Roman Lebedev [Fri, 1 Feb 2019 11:15:13 +0000 (11:15 +0000)]
[X86][BdVer2] Transfer delays from the integer to the floating point unit.
Summary:
I'm unable to find this number in the "AMD SOG for family 15h".
llvm-exegesis measures the latencies of these instructions as `2`,
which matches the latencies specified in "AMD SOG for family 15h".
However if we look at Agner, Microarchitecture, "AMD Bulldozer, Piledriver,
Steamroller and Excavator pipeline", "Data delay between different execution
domains", the int->ivec transfer is listed as `8`..`10`cy of additional latency.
Also, Agner's "Instruction tables", for Piledriver, lists their latencies as `12`,
which is consistent with `2cy` from exegesis / AMD SOG + `10cy` transfer delay.
Additional data point comes from the fact that Agner's "Instruction tables",
for Jaguar, lists their latencies as `8`; and "AMD SOG for family 16h" does
state the `+6cy` int->ivec delay, which is consistent with instr latency of `1` or `2`.
Yevgeny Rouban [Fri, 1 Feb 2019 10:44:43 +0000 (10:44 +0000)]
Provide reason messages for unviable inlining
InlineCost's isInlineViable() is changed to return InlineResult
instead of bool. This provides messages for failure reasons and
allows to get more specific messages for cases where callsites
are not viable for inlining.
James Henderson [Fri, 1 Feb 2019 10:24:55 +0000 (10:24 +0000)]
[llvm-symbolizer][test] Rename and tweak tests using llvm-symbolizer
Prior to this change, there are a few tests called llvm-symbolizer* in
the DebugInfo test area. These really were testing either the DebugInfo
or Symbolizer library, rather than the llvm-symbolizer tool itself, so
this patch renames them to be clearer that they aren't explicitly tests
for llvm-symbolizer (such tests belong in test/tools/llvm-symbolizer).
This patch also reinstates the copying of a DWO file, removed previously
in r352752. The test needs this so that it could possibly fail.
Finally, some of the tests have been simplified slightly by removing
unnecessary switches and/or unused check-prefixes.
James Henderson [Fri, 1 Feb 2019 10:02:42 +0000 (10:02 +0000)]

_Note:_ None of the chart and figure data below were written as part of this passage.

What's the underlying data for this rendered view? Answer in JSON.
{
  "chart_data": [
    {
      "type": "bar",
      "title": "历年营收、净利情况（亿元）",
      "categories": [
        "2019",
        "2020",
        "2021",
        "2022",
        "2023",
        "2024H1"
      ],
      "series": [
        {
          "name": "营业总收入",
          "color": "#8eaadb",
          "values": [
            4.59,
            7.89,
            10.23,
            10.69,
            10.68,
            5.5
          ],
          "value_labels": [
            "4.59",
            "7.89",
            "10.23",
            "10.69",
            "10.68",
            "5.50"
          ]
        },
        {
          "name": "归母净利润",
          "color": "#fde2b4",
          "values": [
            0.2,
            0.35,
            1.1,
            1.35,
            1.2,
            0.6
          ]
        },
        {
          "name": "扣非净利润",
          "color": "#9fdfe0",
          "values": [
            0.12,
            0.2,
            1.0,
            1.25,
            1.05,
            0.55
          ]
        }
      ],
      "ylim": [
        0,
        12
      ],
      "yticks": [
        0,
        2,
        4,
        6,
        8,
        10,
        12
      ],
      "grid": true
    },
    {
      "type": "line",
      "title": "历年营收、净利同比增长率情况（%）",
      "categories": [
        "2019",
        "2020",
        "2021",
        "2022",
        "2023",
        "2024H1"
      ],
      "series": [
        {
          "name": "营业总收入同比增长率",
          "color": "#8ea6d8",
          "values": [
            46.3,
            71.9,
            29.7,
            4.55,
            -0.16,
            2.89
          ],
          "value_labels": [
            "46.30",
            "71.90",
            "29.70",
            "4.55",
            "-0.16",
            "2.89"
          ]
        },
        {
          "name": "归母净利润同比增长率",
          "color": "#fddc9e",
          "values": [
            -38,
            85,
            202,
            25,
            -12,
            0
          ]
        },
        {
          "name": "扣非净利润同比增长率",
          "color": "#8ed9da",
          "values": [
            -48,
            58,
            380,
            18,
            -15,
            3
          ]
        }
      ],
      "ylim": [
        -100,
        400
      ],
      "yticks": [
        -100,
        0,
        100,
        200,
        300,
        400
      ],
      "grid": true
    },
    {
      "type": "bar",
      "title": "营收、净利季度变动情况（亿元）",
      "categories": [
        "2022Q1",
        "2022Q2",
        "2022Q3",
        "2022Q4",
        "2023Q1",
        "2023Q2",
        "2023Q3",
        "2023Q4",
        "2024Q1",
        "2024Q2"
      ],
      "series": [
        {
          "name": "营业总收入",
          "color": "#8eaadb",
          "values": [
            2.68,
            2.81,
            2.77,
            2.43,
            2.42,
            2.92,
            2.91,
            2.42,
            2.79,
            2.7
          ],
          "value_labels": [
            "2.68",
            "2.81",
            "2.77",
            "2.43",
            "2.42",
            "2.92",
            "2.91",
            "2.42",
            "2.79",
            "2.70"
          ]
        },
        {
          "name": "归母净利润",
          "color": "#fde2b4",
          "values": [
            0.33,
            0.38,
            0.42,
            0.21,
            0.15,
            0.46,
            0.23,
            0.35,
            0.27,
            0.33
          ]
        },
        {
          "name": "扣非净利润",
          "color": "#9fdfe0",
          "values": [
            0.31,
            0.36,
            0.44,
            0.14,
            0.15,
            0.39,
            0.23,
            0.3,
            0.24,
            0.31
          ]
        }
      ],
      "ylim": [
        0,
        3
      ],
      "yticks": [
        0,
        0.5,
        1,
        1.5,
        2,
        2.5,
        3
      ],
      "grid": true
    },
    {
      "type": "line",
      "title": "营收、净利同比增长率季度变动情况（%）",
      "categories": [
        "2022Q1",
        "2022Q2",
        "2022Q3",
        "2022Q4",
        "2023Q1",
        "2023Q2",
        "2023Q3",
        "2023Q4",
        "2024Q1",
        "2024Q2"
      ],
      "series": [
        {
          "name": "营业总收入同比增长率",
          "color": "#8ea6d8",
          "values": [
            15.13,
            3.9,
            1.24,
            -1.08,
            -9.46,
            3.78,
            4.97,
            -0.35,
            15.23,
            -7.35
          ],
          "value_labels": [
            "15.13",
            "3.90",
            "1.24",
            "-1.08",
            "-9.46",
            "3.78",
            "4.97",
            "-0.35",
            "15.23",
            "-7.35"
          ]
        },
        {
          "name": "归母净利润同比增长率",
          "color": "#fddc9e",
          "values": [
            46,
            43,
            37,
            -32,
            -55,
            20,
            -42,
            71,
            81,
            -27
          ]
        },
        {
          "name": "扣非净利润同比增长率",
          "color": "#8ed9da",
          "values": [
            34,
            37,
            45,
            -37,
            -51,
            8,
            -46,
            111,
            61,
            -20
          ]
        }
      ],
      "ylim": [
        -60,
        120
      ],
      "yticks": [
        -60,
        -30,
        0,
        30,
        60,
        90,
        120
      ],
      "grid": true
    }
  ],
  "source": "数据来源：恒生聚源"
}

[doc]Update String Error documentation in Programmer Manual
A while back, createStringError was added to provide easier construction
of StringError instances, especially with formatting options. Prior to
this patch, that the documentation only mentions the standard method of
using it. Since createStringError is slightly shorter to type, and also
provides the formatting options, this patch updates the Programmer's
Manual to use the new function in its examples, and to mention the
printf formatting options. It also fixes a small typo in one of the
examples and removes the unnecessary make_error_code call.
Oliver Stannard [Fri, 1 Feb 2019 09:23:51 +0000 (09:23 +0000)]
[CodeGen] Don't scavenge non-saved regs in exception throwing functions
Previously, LiveRegUnits was assuming that if a block has no successors
and does not return, then no registers are live at the end of it
(because the end of the block is unreachable). This was causing the
register scavenger to use callee-saved registers to materialise stack
frame addresses without saving them in the prologue. This would normally
be fine, because the end of the block is unreachable, but this is not
legal if the block ends by throwing a C++ exception. If this happens,
the scratch register will be modified, but its previous value won't be
preserved, so it doesn't get restored by the exception unwinder.